By George Kasakula

In a bid to stem the continuous shortfall of fuel and help oil companies recoup their losses, Malawi Energy Regulatory Authority (Mera) introduced what it called an automatic fuel price mechanism (APM).

In simple and general terms, Mera revised the fuel importation and pricing regime to allow full cost recovery for all fuel imports through APM to encourage fuel importing companies to import petroleum products to meet the demand based on market shares and the mandatory stock holding requirements.

And so under APM, fuel pump price will be adjusted to reflect fuel price movements on the international market to allow companies to recover importation costs on real time basis. Pump price adjustments will reflect the changes in the value of In Bond Landed Cost (IBLC) of petroleum products and movement of the kwacha against the US dollar.

I am told APM operates within a threshold of +/-5% which is also the trigger limit. A change in IBLC of more than 5% will trigger a price adjustment. The pricing system will link pump prices to procurement costs and exchange rate movements with a +/-5% of trigger band.

According to Mera, compensation within +/-5% change is possible through the Price Stabilisation Fund (PSF) in the price build up which has also been set at 5% of the IBLC.

PSF serves to compensate importers directly by absorbing all changes in product landing cost that are within +/-5% of IBLC.

All this is reviewed monthly.

The immediate implication of the new pricing arrangement is that the landing prices for imported products (Petrol, Diesel, Paraffin) will have to be revised upwards to reflect the actual product cost obtaining on the international market.

This also means that there will be continuous monitoring of the exchange rate on real time basis which will also form the basis for pricing petroleum. The exchange rate ruling of the day of implementing pump prices shall be used to calculate price for that month.

Mera argues the implementation of APM will bring about the confidence to all importers through the assurance of full recovery of importation costs which in turn will help to ensure uninterrupted supply of fuel products in the country.

Finance Minister Ken Lipenga had his take too, telling Malawians when he presented the budget that government is committed to an automatic adjustment of fuel and utility prices to reflect full cost recovery. This, he said, is necessary in order to reduce the burden of fuel and electricity subsidies on the budget.

He said subsidies on fuel and electricity are very expensive. In the past, fuel prices did not reflect cost-recovery levels. The price build-up for fuel was based on a “deemed price” which was always significantly lower than its in-bond landed cost (IBLC).

For example, he said in 2010, the cost of fuel subsidies was K6 billion. In 2011, the cost of fuel subsidies increased to K10.5 billion. He argued that if government had not increased fuel prices in May, the total cost of fuel subsidies by the end of the year would have been K36 billion.

Why I do I bother with all this long-winded verbiage about the intricacies of the oil world? It is once again to show how people can be cold-hearted when they are in power.

It is obvious that fuel is a strategic product and it affects you and me everyday. Any slight change in its price triggers a change in the prices of goods and services.
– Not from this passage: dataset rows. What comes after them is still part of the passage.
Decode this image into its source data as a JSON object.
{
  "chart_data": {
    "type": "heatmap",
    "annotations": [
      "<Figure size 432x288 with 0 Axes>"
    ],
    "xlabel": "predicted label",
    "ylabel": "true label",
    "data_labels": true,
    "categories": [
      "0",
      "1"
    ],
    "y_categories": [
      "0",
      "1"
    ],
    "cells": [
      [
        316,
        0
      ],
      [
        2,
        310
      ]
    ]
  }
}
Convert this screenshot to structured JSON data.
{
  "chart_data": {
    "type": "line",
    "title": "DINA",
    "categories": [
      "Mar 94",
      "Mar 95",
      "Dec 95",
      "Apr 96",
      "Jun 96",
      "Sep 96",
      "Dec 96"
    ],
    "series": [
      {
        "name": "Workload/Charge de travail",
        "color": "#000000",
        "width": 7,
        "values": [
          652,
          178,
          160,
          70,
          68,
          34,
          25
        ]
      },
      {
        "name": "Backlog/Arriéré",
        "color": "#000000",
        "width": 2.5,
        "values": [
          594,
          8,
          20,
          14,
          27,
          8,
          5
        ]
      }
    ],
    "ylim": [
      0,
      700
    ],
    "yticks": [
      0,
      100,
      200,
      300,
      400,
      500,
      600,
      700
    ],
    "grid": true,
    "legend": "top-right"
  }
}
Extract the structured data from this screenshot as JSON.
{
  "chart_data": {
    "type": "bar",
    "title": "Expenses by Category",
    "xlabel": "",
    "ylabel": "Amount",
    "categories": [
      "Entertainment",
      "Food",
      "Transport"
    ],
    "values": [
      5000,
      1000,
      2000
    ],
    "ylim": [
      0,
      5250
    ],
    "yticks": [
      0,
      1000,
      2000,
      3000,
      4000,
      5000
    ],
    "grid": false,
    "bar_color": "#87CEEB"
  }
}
It is essential to both production and distribution of goods and services.

And to imagine that the Joyce Banda administration can leave such a product to market forces in the name of austerity and therefore expose Malawians to monthly fuel price changes is unbelievable.

For the sake of argument, what are they saying? That every month fuel price will go up as it did last week?

Fuel is one single product whose prices are so fickle on the international market. International politics is at the very centre of it.

Through the unseen hand of fate, most of oil is produced in a volatile part of the world called the Middle East. Iran, for example, a major player of Middle East politics and a big oil producer, is in a bitter feud with the West over its nuclear programme.

Israel, a sworn enemy of Iran, believes the nuclear programme is meant to exterminate its people and has vowed to deal with it in any way the Jewish state sees fit. Many commentators believe it is a question of when and not if before Israel launches a pre-emptive on Iran to stop its nuclear programme.

All this affects oil production and distribution on the international market and, therefore, its price. It is obvious to any responsible government in these circumstances that you cannot let fuel control itself under the guise of the so called automatic fuel mechanism unless you are inviting anarchy and immerse suffering for your people.

The President should tell Malawians straight in the faces that fuel prices, left to their own devices as her government has done, will go up every month because that is what it mounts to, basically.

Let us see whether that will be acceptable to Malawians because make no mistake, at the rate we are going, a litre of petrol will cost K1,000 by December. It is simply not on and the PP government better watch out.